Women’s History Month 2023

March 3, 2023 | By: Bridget McCandless MD, Council Member At-Large

I’m so lucky to have fantastic women in my life. I hope you are too.

My dad was hugely influential on my science brain, but my mom grounded my heart. She was so good to people. She knew what was important and what wasn’t. We always joked that mom was the “close enough” kind of mom. When we heard “close enough” when she was making dinner, it was time to crash a friend’s house for dinner. Now that I’m an adult, I get it. What she was saying was do your best, do what you can, and people will recognize your efforts and your heart. Maybe the polish was never that important. That “close enough” philosophy also came to mean self-forgiveness. Something we don’t teach and something we may not practice enough.

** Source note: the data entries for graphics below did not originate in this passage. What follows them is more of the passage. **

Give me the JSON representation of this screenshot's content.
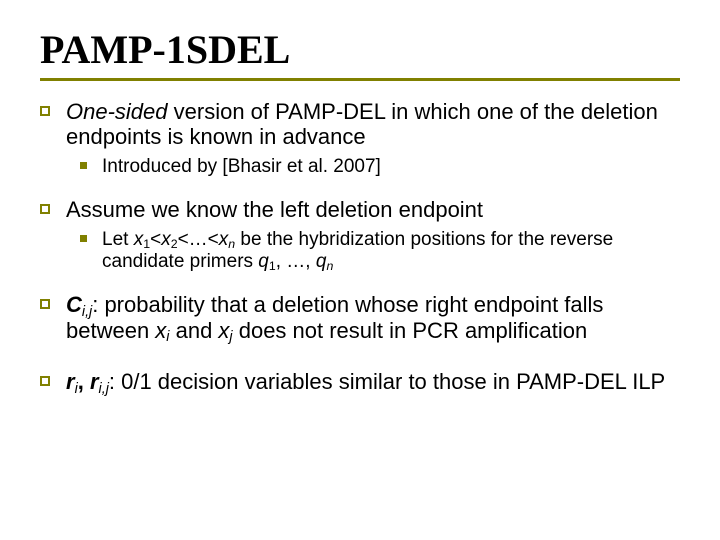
{
  "colors": {
    "accent": "#808000",
    "text": "#000000",
    "background": "#ffffff"
  },
  "typography": {
    "title_font": "Times New Roman",
    "body_font": "Verdana",
    "title_size_pt": 40,
    "body_size_pt": 22,
    "sub_size_pt": 19
  },
  "title": "PAMP-1SDEL",
  "bullets": [
    {
      "runs": [
        {
          "t": "One-sided",
          "style": "italic"
        },
        {
          "t": " version of PAMP-DEL in which one of the deletion endpoints is known in advance"
        }
      ],
      "sub": [
        {
          "runs": [
            {
              "t": "Introduced by [Bhasir et al. 2007]"
            }
          ]
        }
      ]
    },
    {
      "runs": [
        {
          "t": "Assume we know the left deletion endpoint"
        }
      ],
      "sub": [
        {
          "runs": [
            {
              "t": "Let "
            },
            {
              "t": "x",
              "style": "italic"
            },
            {
              "t": "1",
              "sub": true
            },
            {
              "t": "<"
            },
            {
              "t": "x",
              "style": "italic"
            },
            {
              "t": "2",
              "sub": true
            },
            {
              "t": "<…<"
            },
            {
              "t": "x",
              "style": "italic"
            },
            {
              "t": "n",
              "sub": true,
              "style": "italic"
            },
            {
              "t": " be the hybridization positions for the reverse candidate primers "
            },
            {
              "t": "q",
              "style": "italic"
            },
            {
              "t": "1",
              "sub": true
            },
            {
              "t": ", …, "
            },
            {
              "t": "q",
              "style": "italic"
            },
            {
              "t": "n",
              "sub": true,
              "style": "italic"
            }
          ]
        }
      ]
    },
    {
      "runs": [
        {
          "t": "C",
          "style": "bold-italic"
        },
        {
          "t": "i,j",
          "sub": true,
          "style": "italic"
        },
        {
          "t": ": probability that a deletion whose right endpoint falls between "
        },
        {
          "t": "x",
          "style": "italic"
        },
        {
          "t": "i",
          "sub": true,
          "style": "italic"
        },
        {
          "t": " and "
        },
        {
          "t": "x",
          "style": "italic"
        },
        {
          "t": "j",
          "sub": true,
          "style": "italic"
        },
        {
          "t": " does not result in PCR amplification"
        }
      ]
    },
    {
      "runs": [
        {
          "t": "r",
          "style": "bold-italic"
        },
        {
          "t": "i",
          "sub": true,
          "style": "italic"
        },
        {
          "t": ", ",
          "style": "bold"
        },
        {
          "t": "r",
          "style": "bold-italic"
        },
        {
          "t": "i,j",
          "sub": true,
          "style": "italic"
        },
        {
          "t": ": 0/1 decision variables similar to those in PAMP-DEL ILP"
        }
      ]
    }
  ]
}
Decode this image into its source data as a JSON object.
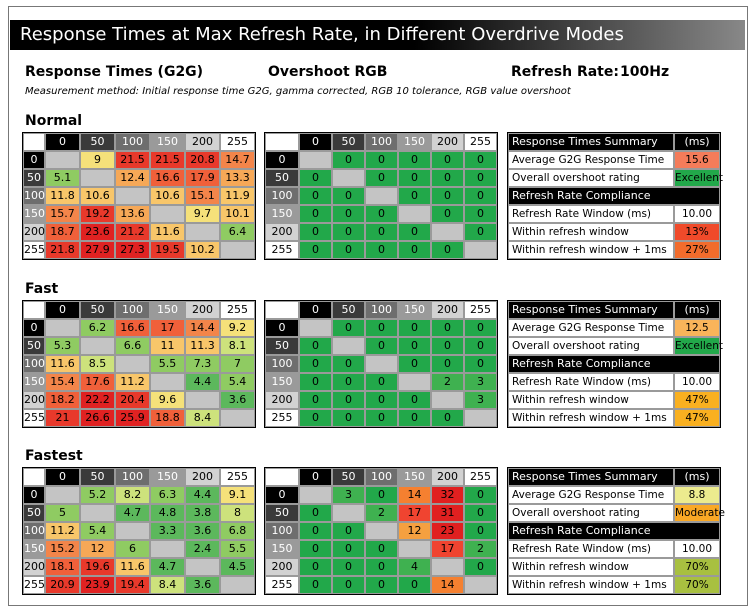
{
  "header": {
    "title": "Response Times at Max Refresh Rate, in Different Overdrive Modes",
    "rt_label": "Response Times (G2G)",
    "overshoot_label": "Overshoot RGB",
    "refresh_label": "Refresh Rate:",
    "refresh_value": "100Hz",
    "method": "Measurement method: Initial response time G2G, gamma corrected, RGB 10 tolerance, RGB value overshoot"
  },
  "sections": [
    {
      "title": "Normal",
      "response_times": {
        "columns": [
          0,
          50,
          100,
          150,
          200,
          255
        ],
        "rows": [
          {
            "label": 0,
            "cells": [
              null,
              9.0,
              21.5,
              21.5,
              20.8,
              14.7
            ]
          },
          {
            "label": 50,
            "cells": [
              5.1,
              null,
              12.4,
              16.6,
              17.9,
              13.3
            ]
          },
          {
            "label": 100,
            "cells": [
              11.8,
              10.6,
              null,
              10.6,
              15.1,
              11.9
            ]
          },
          {
            "label": 150,
            "cells": [
              15.7,
              19.2,
              13.6,
              null,
              9.7,
              10.1
            ]
          },
          {
            "label": 200,
            "cells": [
              18.7,
              23.6,
              21.2,
              11.6,
              null,
              6.4
            ]
          },
          {
            "label": 255,
            "cells": [
              21.8,
              27.9,
              27.3,
              19.5,
              10.2,
              null
            ]
          }
        ]
      },
      "overshoot": {
        "columns": [
          0,
          50,
          100,
          150,
          200,
          255
        ],
        "rows": [
          {
            "label": 0,
            "cells": [
              null,
              0,
              0,
              0,
              0,
              0
            ]
          },
          {
            "label": 50,
            "cells": [
              0,
              null,
              0,
              0,
              0,
              0
            ]
          },
          {
            "label": 100,
            "cells": [
              0,
              0,
              null,
              0,
              0,
              0
            ]
          },
          {
            "label": 150,
            "cells": [
              0,
              0,
              0,
              null,
              0,
              0
            ]
          },
          {
            "label": 200,
            "cells": [
              0,
              0,
              0,
              0,
              null,
              0
            ]
          },
          {
            "label": 255,
            "cells": [
              0,
              0,
              0,
              0,
              0,
              null
            ]
          }
        ]
      },
      "summary": [
        {
          "label": "Response Times Summary",
          "value": "(ms)",
          "header": true
        },
        {
          "label": "Average G2G Response Time",
          "value": "15.6",
          "color": "#f47c5a"
        },
        {
          "label": "Overall overshoot rating",
          "value": "Excellent",
          "color": "#22a84a"
        },
        {
          "label": "Refresh Rate Compliance",
          "header": true
        },
        {
          "label": "Refresh Rate Window (ms)",
          "value": "10.00",
          "color": "#ffffff"
        },
        {
          "label": "Within refresh window",
          "value": "13%",
          "color": "#f04a2a"
        },
        {
          "label": "Within refresh window + 1ms",
          "value": "27%",
          "color": "#f26c2c"
        }
      ]
    },
    {
      "title": "Fast",
      "response_times": {
        "columns": [
          0,
          50,
          100,
          150,
          200,
          255
        ],
        "rows": [
          {
            "label": 0,
            "cells": [
              null,
              6.2,
              16.6,
              17.0,
              14.4,
              9.2
            ]
          },
          {
            "label": 50,
            "cells": [
              5.3,
              null,
              6.6,
              11.0,
              11.3,
              8.1
            ]
          },
          {
            "label": 100,
            "cells": [
              11.6,
              8.5,
              null,
              5.5,
              7.3,
              7.0
            ]
          },
          {
            "label": 150,
            "cells": [
              15.4,
              17.6,
              11.2,
              null,
              4.4,
              5.4
            ]
          },
          {
            "label": 200,
            "cells": [
              18.2,
              22.2,
              20.4,
              9.6,
              null,
              3.6
            ]
          },
          {
            "label": 255,
            "cells": [
              21.0,
              26.6,
              25.9,
              18.8,
              8.4,
              null
            ]
          }
        ]
      },
      "overshoot": {
        "columns": [
          0,
          50,
          100,
          150,
          200,
          255
        ],
        "rows": [
          {
            "label": 0,
            "cells": [
              null,
              0,
              0,
              0,
              0,
              0
            ]
          },
          {
            "label": 50,
            "cells": [
              0,
              null,
              0,
              0,
              0,
              0
            ]
          },
          {
            "label": 100,
            "cells": [
              0,
              0,
              null,
              0,
              0,
              0
            ]
          },
          {
            "label": 150,
            "cells": [
              0,
              0,
              0,
              null,
              2,
              3
            ]
          },
          {
            "label": 200,
            "cells": [
              0,
              0,
              0,
              0,
              null,
              3
            ]
          },
          {
            "label": 255,
            "cells": [
              0,
              0,
              0,
              0,
              0,
              null
            ]
          }
        ]
      },
      "summary": [
        {
          "label": "Response Times Summary",
          "value": "(ms)",
          "header": true
        },
        {
          "label": "Average G2G Response Time",
          "value": "12.5",
          "color": "#f9b45a"
        },
        {
          "label": "Overall overshoot rating",
          "value": "Excellent",
          "color": "#22a84a"
        },
        {
          "label": "Refresh Rate Compliance",
          "header": true
        },
        {
          "label": "Refresh Rate Window (ms)",
          "value": "10.00",
          "color": "#ffffff"
        },
        {
          "label": "Within refresh window",
          "value": "47%",
          "color": "#f9b020"
        },
        {
          "label": "Within refresh window + 1ms",
          "value": "47%",
          "color": "#f9b020"
        }
      ]
    },
    {
      "title": "Fastest",
      "response_times": {
        "columns": [
          0,
          50,
          100,
          150,
          200,
          255
        ],
        "rows": [
          {
            "label": 0,
            "cells": [
              null,
              5.2,
              8.2,
              6.3,
              4.4,
              9.1
            ]
          },
          {
            "label": 50,
            "cells": [
              5.0,
              null,
              4.7,
              4.8,
              3.8,
              8.0
            ]
          },
          {
            "label": 100,
            "cells": [
              11.2,
              5.4,
              null,
              3.3,
              3.6,
              6.8
            ]
          },
          {
            "label": 150,
            "cells": [
              15.2,
              12.0,
              6.0,
              null,
              2.4,
              5.5
            ]
          },
          {
            "label": 200,
            "cells": [
              18.1,
              19.6,
              11.6,
              4.7,
              null,
              4.5
            ]
          },
          {
            "label": 255,
            "cells": [
              20.9,
              23.9,
              19.4,
              8.4,
              3.6,
              null
            ]
          }
        ]
      },
      "overshoot": {
        "columns": [
          0,
          50,
          100,
          150,
          200,
          255
        ],
        "rows": [
          {
            "label": 0,
            "cells": [
              null,
              3,
              0,
              14,
              32,
              0
            ]
          },
          {
            "label": 50,
            "cells": [
              0,
              null,
              2,
              17,
              31,
              0
            ]
          },
          {
            "label": 100,
            "cells": [
              0,
              0,
              null,
              12,
              23,
              0
            ]
          },
          {
            "label": 150,
            "cells": [
              0,
              0,
              0,
              null,
              17,
              2
            ]
          },
          {
            "label": 200,
            "cells": [
              0,
              0,
              0,
              4,
              null,
              0
            ]
          },
          {
            "label": 255,
            "cells": [
              0,
              0,
              0,
              0,
              14,
              null
            ]
          }
        ]
      },
      "summary": [
        {
          "label": "Response Times Summary",
          "value": "(ms)",
          "header": true
        },
        {
          "label": "Average G2G Response Time",
          "value": "8.8",
          "color": "#eceb8e"
        },
        {
          "label": "Overall overshoot rating",
          "value": "Moderate",
          "color": "#f9a825"
        },
        {
          "label": "Refresh Rate Compliance",
          "header": true
        },
        {
          "label": "Refresh Rate Window (ms)",
          "value": "10.00",
          "color": "#ffffff"
        },
        {
          "label": "Within refresh window",
          "value": "70%",
          "color": "#a8c040"
        },
        {
          "label": "Within refresh window + 1ms",
          "value": "70%",
          "color": "#a8c040"
        }
      ]
    }
  ]
}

At the beginning of women’s history month, I want to celebrate the women who lift up others. Those changemakers who go about making their own path, as crooked and circuitous and unpredictable as it always is. As a kid, I thought I would live a straight-line life because I had it all planned out. Thank goodness the universe did not adhere to my plan.  I was lucky enough to know that I wanted to practice medicine. But what I didn’t know was what kind of colleagues, what kind of medicine, and most importantly the people that I wanted to work for and with—my patients. I also didn’t know that to serve my patients well, would take more skills and experiences than I could imagine.

I am fortunate that my patients were kind enough to teach me what I needed to know. They taught me to suspend my idea of the right way to do things, my snap judgements, my rush to problem solving. They and others have helped me see my blind spots and prejudices but I have so much more to learn. I learned to listen more with my heart, to appreciate strengths not just deficits, and to understand that we are so deeply shaped by those who hurt us and those who believe in us. My patients believed in me. They gave me permission to change my path to incorporate Public Policy work. They knew it would make the “rules” better in the long run even though I had to leave direct patient care to do it.

As Mr. Rogers says, focus on the helpers. Those helpers who get kids ready for school, do the grocery shopping, feed their families, earn paychecks, lead organizations, cheer for others and set bright pathways. Those who challenge us to think about who might be left on the sidelines, less frequently invited or purposely excluded. Look for the helpers. Learn from them.

The women whom I celebrate this month are willing to do things that make them afraid and that may have no certain outcome. They support each other, come to the table for hard conversations and believe in each other. Women are poised to lead the change for the better. Find those women. Be those women. Raise those women.